Darvish threw 21 pitches, 11 for strikes and retired three of the four hitters he faced, with the lone exception a walk on five pitches to Hamilton. Darvish also fell behind the first three hitters, and twice was behind 3-0.
Kinsler popped to left field on a 3-2 slider, and Andrus followed and became Darvish's only strikeout of the inning. Hamilton walked on five pitches, and Darvish dominated Beltre, who hit a roller to second base.
Like their manager, Kinsler, Andrus and Hamilton saw plenty of movement on Darvish's pitches.
"The ball moved tremendously," Hamilton said. "Overall, he looked great. He looks very confident on the mound, and that will continue to grow the more games we get into."
Darvish's fastest pitch was a 96-mph two-seam fastball to Hamilton that missed the strike zone. The slowest was a 66-mph first-pitch curveball to Andrus that was also a ball.
The Rangers have been convinced early on that Darvish's best pitch will be his two-seamer.
It has good sink on it, as Andrus learned when he swung and missed one on a 3-2 pitch for the second out.
There will be no limitation to the variety of pitches Darvish is allowed to throw. He threw seven different pitches Wednesday during live batting practice.
"That sinker that he has is a good enough stand-alone pitch to challenge anyone in the game," pitching coach Mike Maddux said. "We're probably going to see a lot of it. It's got a lot of velocity, and it's bottomless. There's a lot of outs down there."
And that's the perspective after only the 10th day of camp. Darvish said that his fastball command is nowhere close to where it will be by Opening Day.
He will continue to work on it on the side before making his Cactus League debut Wednesday against San Diego. His mechanics will also be a focal point.

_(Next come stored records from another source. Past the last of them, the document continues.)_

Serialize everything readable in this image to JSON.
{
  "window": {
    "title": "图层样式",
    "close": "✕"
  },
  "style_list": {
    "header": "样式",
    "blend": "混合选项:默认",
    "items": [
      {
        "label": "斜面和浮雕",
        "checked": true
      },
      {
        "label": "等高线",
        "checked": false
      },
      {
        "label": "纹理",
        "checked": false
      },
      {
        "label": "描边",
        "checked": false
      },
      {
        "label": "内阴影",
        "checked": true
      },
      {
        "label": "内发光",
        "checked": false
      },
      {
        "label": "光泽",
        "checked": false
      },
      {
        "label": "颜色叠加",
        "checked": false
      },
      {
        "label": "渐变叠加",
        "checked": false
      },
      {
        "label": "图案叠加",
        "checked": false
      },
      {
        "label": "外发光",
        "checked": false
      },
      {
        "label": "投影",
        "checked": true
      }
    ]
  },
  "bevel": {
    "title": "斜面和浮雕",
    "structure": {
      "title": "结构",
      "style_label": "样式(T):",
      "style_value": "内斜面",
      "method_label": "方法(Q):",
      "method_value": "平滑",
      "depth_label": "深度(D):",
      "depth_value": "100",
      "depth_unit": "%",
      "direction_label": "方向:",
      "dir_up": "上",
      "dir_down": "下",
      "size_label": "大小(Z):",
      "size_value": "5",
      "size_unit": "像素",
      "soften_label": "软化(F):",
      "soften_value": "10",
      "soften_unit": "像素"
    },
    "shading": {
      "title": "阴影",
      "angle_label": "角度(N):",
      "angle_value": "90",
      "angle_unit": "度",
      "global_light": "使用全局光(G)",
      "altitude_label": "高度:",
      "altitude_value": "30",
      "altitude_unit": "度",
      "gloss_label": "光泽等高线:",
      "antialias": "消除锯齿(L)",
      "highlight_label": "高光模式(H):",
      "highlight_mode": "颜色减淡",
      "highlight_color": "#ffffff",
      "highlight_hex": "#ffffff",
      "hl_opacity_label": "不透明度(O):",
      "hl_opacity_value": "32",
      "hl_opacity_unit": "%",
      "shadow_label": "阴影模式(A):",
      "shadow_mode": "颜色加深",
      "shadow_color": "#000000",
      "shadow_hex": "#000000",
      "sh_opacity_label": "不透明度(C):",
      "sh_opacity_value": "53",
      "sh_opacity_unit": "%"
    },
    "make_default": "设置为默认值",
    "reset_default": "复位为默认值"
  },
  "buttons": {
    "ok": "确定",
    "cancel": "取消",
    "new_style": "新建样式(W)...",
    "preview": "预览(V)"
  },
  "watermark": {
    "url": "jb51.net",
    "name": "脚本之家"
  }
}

"I'm very grateful, and it was a lot of fun, especially facing the top [four] hitters of the Rangers' lineup," Darvish said. "I wasn't quite satisfied with the mechanics of my delivery."
They broke down somewhat Friday, leading to his inflated pitch count. At one point, Maddux sought out interpreter Joe Furukawa to see if it would be an insult to Darvish if Maddux stopped the inning before the third out in order to limit his pitches to 25.
It would not have been, but Darvish made it a moot point by zeroing in on Beltre and retiring the third baseman on four pitches.
All involved, from Darvish to the hitters he faced and the coaches who watched, believe there's much more than what Darvish showed on a windy Friday afternoon.
"I don't think we saw the best of him, that's for sure," Maddux said. "I thought the velocity was good. He didn't throw strikes with all his pitches, but the overall stuff is there. I think he'll be fine."